Gerd Isenberg wrote:
Important is that hashentry + 4*N is on a 64-byte aligned address (address & 0x3f == 0), so that 4 consecutive slots are not only 64 byte, but completely fit inside one 64-byte cacheline.
yes, I can guarantee this, acutally the hash entries are grouped inside a cluster that is 64 bytes aligned, I access the whole cluster, not the single entries.
Gerd Isenberg wrote:
Too many prefetches are counter productive, since they may pollute L1. They likely interact (as well with a hardware prefetcher).
I have tried with prefetcht1 instead of prefetcht0 so to leave the cache line in L2 but it was a bit slower. The hardware prefetcher, for what I have understood, works well with regular access patterns, but accessing hash table is almost a random process, so I would not think it could help a lot.
Gerd Isenberg wrote:
What do you do between prefetch and actually reading four 16 byte slots via four movdqa?

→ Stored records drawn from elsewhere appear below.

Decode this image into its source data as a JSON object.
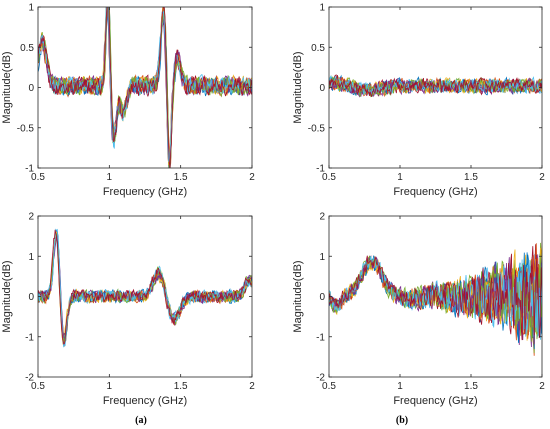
{
  "chart_data": [
    {
      "id": "top-left",
      "type": "line",
      "xlabel": "Frequency (GHz)",
      "ylabel": "Magnitude(dB)",
      "xlim": [
        0.5,
        2
      ],
      "ylim": [
        -1,
        1
      ],
      "xticks": [
        "0.5",
        "1",
        "1.5",
        "2"
      ],
      "yticks": [
        "-1",
        "-0.5",
        "0",
        "0.5",
        "1"
      ],
      "grid": false,
      "series_count": 14,
      "features": [
        {
          "x": 0.53,
          "amplitude": 0.5,
          "width": 0.04
        },
        {
          "x": 0.99,
          "amplitude": 1.1,
          "width": 0.02
        },
        {
          "x": 1.03,
          "amplitude": -0.6,
          "width": 0.03
        },
        {
          "x": 1.1,
          "amplitude": -0.3,
          "width": 0.03
        },
        {
          "x": 1.38,
          "amplitude": 0.8,
          "width": 0.03
        },
        {
          "x": 1.42,
          "amplitude": -1.0,
          "width": 0.02
        },
        {
          "x": 1.48,
          "amplitude": 0.3,
          "width": 0.03
        }
      ],
      "baseline": 0.02,
      "noise": 0.09
    },
    {
      "id": "top-right",
      "type": "line",
      "xlabel": "Frequency (GHz)",
      "ylabel": "Magnitude(dB)",
      "xlim": [
        0.5,
        2
      ],
      "ylim": [
        -1,
        1
      ],
      "xticks": [
        "0.5",
        "1",
        "1.5",
        "2"
      ],
      "yticks": [
        "-1",
        "-0.5",
        "0",
        "0.5",
        "1"
      ],
      "grid": false,
      "series_count": 14,
      "features": [
        {
          "x": 0.55,
          "amplitude": 0.05,
          "width": 0.08
        },
        {
          "x": 0.78,
          "amplitude": -0.06,
          "width": 0.12
        }
      ],
      "baseline": 0.02,
      "noise": 0.07
    },
    {
      "id": "bottom-left",
      "type": "line",
      "xlabel": "Frequency (GHz)",
      "ylabel": "Magnitude(dB)",
      "xlim": [
        0.5,
        2
      ],
      "ylim": [
        -2,
        2
      ],
      "xticks": [
        "0.5",
        "1",
        "1.5",
        "2"
      ],
      "yticks": [
        "-2",
        "-1",
        "0",
        "1",
        "2"
      ],
      "grid": false,
      "series_count": 14,
      "features": [
        {
          "x": 0.63,
          "amplitude": 1.6,
          "width": 0.03
        },
        {
          "x": 0.68,
          "amplitude": -1.2,
          "width": 0.03
        },
        {
          "x": 1.35,
          "amplitude": 0.6,
          "width": 0.06
        },
        {
          "x": 1.45,
          "amplitude": -0.6,
          "width": 0.06
        },
        {
          "x": 1.98,
          "amplitude": 0.4,
          "width": 0.04
        }
      ],
      "baseline": 0.0,
      "noise": 0.12
    },
    {
      "id": "bottom-right",
      "type": "line",
      "xlabel": "Frequency (GHz)",
      "ylabel": "Magnitude(dB)",
      "xlim": [
        0.5,
        2
      ],
      "ylim": [
        -2,
        2
      ],
      "xticks": [
        "0.5",
        "1",
        "1.5",
        "2"
      ],
      "yticks": [
        "-2",
        "-1",
        "0",
        "1",
        "2"
      ],
      "grid": false,
      "series_count": 14,
      "features": [
        {
          "x": 0.8,
          "amplitude": 0.7,
          "width": 0.1
        },
        {
          "x": 0.55,
          "amplitude": -0.2,
          "width": 0.04
        },
        {
          "x": 1.1,
          "amplitude": -0.05,
          "width": 0.08
        }
      ],
      "baseline": 0.0,
      "noise": 0.15,
      "noise_growth": 1.3
    }
  ],
  "captions": [
    "(a)",
    "(b)"
  ],
  "series_colors": [
    "#0072BD",
    "#D95319",
    "#EDB120",
    "#7E2F8E",
    "#77AC30",
    "#4DBEEE",
    "#A2142F",
    "#0072BD",
    "#D95319",
    "#EDB120",
    "#7E2F8E",
    "#77AC30",
    "#4DBEEE",
    "#A2142F"
  ]
}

Likely you use prefetch after updating the zobristkey by make move, but before updating other stuff and checking for repetitions.
Actually I do a lot of other stuff because I have tried to prefetch as early as possible, as you said, just after updating the key in do_move().
I have even shuffled the code inside do_move() so to update the key as early as possible, then prefetch, then move all the other stuff after the prefecth so to do how much as possible before to return.
I have tested to prefetch in different places and at the end it turn out that earlier was the prefetch the better.
I have no idea why two prefetches are better the one. But they are. I am sure the cluster of entries fits the 64 bytes (there is a compile error otherwise).
And I am sure to read only one cluster when probing the hash table.
It is like the processor when accessing some data in RAM tries to fetch also the next cache line of data apart from the requested one, even if I have not asked for it, so that prefetching also the next line it seems to help.